Listing farmers as an endangered species — a status a bumper sticker warned looms in California — may be premature, even without the boost of that Super Bowl ad with the voice of the late radio broadcaster Paul Harvey.
Spring Fling, the March 15 fundraiser of the Yuba-Sutter Farm Bureau, sold out early this month, applications to the ag program at California State University, Chico, have nearly doubled over the past five years and the 10 ag classes at Marysville High School are full.
Megan Foster, executive director of the Yuba City-based Farm Bureau, spoke about agriculture's new status.
"It's cool to be involved in ag now," she said. "That's a great thing."
Bonnie Magill, who teaches agriculture at Marysville High where such classes have a waiting list, said students wear the Future Farmers of America uniform to school without thinking about the apparel.
That wasn't always so.
"Ten years ago, you would never get kids to wear their uniform all day," she said.
Bryanne Launius, a junior at Marysville High, said some students ask about the blue jacket she and others wear.
"You just say, 'It's my FFA jacket,'" she said.

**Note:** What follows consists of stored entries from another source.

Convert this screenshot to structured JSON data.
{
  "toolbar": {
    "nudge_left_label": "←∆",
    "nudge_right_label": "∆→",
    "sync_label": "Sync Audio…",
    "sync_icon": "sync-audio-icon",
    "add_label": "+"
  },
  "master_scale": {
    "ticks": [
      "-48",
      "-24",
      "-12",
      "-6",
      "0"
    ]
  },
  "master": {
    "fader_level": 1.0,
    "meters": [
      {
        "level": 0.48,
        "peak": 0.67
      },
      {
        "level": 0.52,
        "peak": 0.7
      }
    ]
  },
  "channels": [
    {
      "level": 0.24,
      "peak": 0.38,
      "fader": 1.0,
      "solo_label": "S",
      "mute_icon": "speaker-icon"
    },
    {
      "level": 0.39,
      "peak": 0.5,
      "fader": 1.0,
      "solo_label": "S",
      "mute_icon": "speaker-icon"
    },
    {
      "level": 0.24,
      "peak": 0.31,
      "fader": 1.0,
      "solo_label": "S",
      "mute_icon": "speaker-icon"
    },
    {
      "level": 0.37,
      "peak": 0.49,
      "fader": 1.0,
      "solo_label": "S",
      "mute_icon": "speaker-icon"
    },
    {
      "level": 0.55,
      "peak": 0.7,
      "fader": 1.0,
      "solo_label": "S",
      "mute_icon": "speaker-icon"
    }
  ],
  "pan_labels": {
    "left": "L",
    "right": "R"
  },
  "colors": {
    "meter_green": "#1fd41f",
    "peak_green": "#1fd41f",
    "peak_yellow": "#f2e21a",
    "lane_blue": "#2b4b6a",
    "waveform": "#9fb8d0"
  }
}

Devin Crawford, 18, a Marysville High senior taking ag classes, said how most students see agriculture has changed for the better.
"They're just seeing what ag is and not what they thought it was," he said. What it is, is "a way of life."
The two-minute Super Bowl ad — with the voice of Paul Harvey speaking about "So God Made a Farmer" and displaying a series of still photos of rural life — helped show America that life.
"It had to be somebody who'd plow deep and straight and not cut corners," Harvey says during his 1978 speech about farmers.
Magill saw the commercial on Feb. 3 when it was shown during the Baltimore Ravens-San Francisco 49ers game. She and her husband Jeff Magill, an ag teacher at Wheatland High School, were mesmerized, Magill said.
So was Jennifer Ryder Fox, dean of the College of Agriculture at CSU, Chico, when she saw the ad.
"I was spellbound," she said. "It ran shivers down my spine to see that."
The College of Agriculture in Chico had close to 900 applications in 2012. Five years ago, about 500 students applied.
"Our wait lists are overflowing," Ryder said. "It's stretching our faculty to the limits."
No single factor explains the boost in interest, Fox said, but burgeoning food shows on TV, the public interest in where their food comes from and the movement for locally grown farm products contribute to ag's status.
Yuba College spokeswoman Miriam Root said students at community colleges don't apply to a specific program as they do at state universities like Chico. Moreover, more ag programs in the Yuba Community College District are offered at its Woodland campus, she said.
People realizing ‘importance’ of ag
Sutter County resident Tammy Van Dyke-Hoppin, chairwoman for the sold out Spring Fling event, said farmers have always been important and that now "people realize the importance."
Ashley Indrieri, executive director of the Family Water Alliance in Colusa County, spoke about the 2009 origin of the bumper sticker from the alliance asking if California Farmers would be the next endangered species. A drought had hit agriculture, and growers faced another water problem because of diversions for fish habitat, she said.
"It was satire to show we're putting farmers out of business to protect the Delta Smelt," Indrieri said.
She said it's great to see the new interest in farming.
"Agriculture has always struggled to find that next generation to take on farming," she said.
Marysville High student Bailey Jenks, 17, and others are doing so.
Jenks, whose father was a tomato farmer in Woodland, has been accepted at Oregon State University where she plans to study agricultural business management. Her parents never pushed her into the field, Jenks said, but are pleased at her interest.
"They feel very proud I've chosen the same lifestyle they chose," she said.